Le gouvernement du Premier ministre turc de l’époque, Ahmet Davutoglu, avait vivement critiqué le voyage de la délégation du HDP à Moscou. Il avait reproché à Demirtas de coopérer avec ceux qui posaient des problèmes à la Turquie et d’utiliser la « carte russe » pour faire avancer les intérêts des Kurdes en Turquie, comme en Syrie. « C’est de la trahison », avait déclaré Davutoglu.
À son arrivée à l’aéroport d’Ankara le 24 décembre 2015, l’homme politique kurde avait déclaré à la presse que le conflit qui s’est intensifié entre la Russie et la Turquie à la suite de l’abattage du jet était dû à la faute du gouvernement de l’AKP, accusant celui-ci d’avoir mis en danger les moyens de subsistance de millions de personnes. « Personne n’avale ce vieux mensonge de ‘trahison contre le pays’ », avait déclaré Demirtas.
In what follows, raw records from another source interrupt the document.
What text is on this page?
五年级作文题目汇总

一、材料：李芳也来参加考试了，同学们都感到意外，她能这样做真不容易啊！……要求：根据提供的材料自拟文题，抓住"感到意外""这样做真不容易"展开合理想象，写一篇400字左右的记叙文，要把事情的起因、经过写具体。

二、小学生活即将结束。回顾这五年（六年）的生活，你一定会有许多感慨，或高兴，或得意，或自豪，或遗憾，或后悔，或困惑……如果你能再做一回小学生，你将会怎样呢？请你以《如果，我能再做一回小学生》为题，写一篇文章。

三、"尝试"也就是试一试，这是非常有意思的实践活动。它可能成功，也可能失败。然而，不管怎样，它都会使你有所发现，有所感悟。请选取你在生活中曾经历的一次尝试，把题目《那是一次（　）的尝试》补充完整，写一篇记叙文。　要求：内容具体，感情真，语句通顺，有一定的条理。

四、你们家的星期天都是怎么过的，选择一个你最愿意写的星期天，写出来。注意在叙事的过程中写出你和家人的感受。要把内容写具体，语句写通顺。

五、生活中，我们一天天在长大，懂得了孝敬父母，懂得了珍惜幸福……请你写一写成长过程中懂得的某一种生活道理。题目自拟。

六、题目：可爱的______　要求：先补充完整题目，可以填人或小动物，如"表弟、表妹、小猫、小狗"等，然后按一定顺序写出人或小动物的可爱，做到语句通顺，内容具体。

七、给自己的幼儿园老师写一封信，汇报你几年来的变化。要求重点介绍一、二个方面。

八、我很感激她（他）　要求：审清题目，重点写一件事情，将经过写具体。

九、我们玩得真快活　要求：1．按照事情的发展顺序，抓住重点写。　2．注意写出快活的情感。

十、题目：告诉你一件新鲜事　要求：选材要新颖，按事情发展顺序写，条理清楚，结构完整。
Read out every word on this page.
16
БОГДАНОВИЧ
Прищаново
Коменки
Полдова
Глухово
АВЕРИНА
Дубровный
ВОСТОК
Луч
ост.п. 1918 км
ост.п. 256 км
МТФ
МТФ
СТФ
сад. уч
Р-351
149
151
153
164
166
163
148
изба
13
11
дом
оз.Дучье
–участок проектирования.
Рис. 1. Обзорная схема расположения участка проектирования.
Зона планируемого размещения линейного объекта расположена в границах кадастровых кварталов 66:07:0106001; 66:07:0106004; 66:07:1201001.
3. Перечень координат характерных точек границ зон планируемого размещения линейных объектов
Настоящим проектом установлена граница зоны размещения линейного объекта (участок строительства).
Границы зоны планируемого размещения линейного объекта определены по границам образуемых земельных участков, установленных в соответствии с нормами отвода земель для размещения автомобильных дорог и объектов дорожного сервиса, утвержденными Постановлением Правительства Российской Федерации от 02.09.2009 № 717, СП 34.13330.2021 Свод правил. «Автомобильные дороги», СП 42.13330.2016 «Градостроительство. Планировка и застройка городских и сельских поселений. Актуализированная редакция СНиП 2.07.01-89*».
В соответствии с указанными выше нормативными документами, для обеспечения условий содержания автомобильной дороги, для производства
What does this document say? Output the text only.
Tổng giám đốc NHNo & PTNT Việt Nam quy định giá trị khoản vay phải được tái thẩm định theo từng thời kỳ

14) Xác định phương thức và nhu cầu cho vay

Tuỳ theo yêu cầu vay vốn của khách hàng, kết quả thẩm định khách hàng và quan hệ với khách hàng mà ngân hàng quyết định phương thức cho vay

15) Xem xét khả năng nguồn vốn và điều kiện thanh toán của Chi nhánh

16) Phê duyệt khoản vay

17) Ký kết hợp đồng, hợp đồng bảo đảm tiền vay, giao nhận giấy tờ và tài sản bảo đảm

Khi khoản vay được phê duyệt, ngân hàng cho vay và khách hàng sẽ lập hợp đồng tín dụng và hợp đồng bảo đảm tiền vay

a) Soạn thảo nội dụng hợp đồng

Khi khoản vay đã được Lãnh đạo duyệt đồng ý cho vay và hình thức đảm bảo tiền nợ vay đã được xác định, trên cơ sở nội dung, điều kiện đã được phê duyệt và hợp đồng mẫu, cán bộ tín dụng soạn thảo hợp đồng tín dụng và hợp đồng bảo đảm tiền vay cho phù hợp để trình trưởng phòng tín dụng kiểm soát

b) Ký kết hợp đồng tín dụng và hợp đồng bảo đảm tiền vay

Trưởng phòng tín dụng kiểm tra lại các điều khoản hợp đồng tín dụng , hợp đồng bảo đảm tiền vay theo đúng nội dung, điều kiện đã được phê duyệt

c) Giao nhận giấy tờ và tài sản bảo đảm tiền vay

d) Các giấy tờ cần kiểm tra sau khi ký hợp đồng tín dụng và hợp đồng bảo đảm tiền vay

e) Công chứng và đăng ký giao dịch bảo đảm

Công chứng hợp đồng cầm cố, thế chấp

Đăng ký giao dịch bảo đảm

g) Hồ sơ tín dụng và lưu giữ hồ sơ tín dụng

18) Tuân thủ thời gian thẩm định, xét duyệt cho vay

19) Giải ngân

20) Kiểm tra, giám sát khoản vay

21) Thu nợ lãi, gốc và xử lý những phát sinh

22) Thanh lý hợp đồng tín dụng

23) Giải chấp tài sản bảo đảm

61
Et d’ajouter : « Cela ne vous permet pas de cacher vos erreurs. Avec de grands mots, vous cherchez à détourner l’attention pour dissimuler votre propre trahison, vos pillages dans ce pays. »
Jusqu’à 142 ans de prison
Selahattin Demirtas, avocat de profession, a dirigé l’Association des Droits de l’Homme (IHD) à Amed (Diyarbakir) pendant de nombreuses années, avant de s’engager activement dans la vie politique. Arrêté le 4 novembre 2016, en même temps que neuf autres députés du HDP, dont l’ancienne coprésidente du HDP Figen Yüksekdağ, il est détenu depuis. Dans le procès principal à son encontre, il est accusé d’avoir fondé et dirigé une organisation terroriste, d’avoir fait de la propagande terroriste et d’avoir incité le peuple à la haine. L’acte d’accusation s’appuie sur 31 rapports d’enquête soumis au parlement turc en vue d’une levée de son immunité parlementaire alors qu’il était député. Demirtas encourt jusqu’à 142 ans de prison.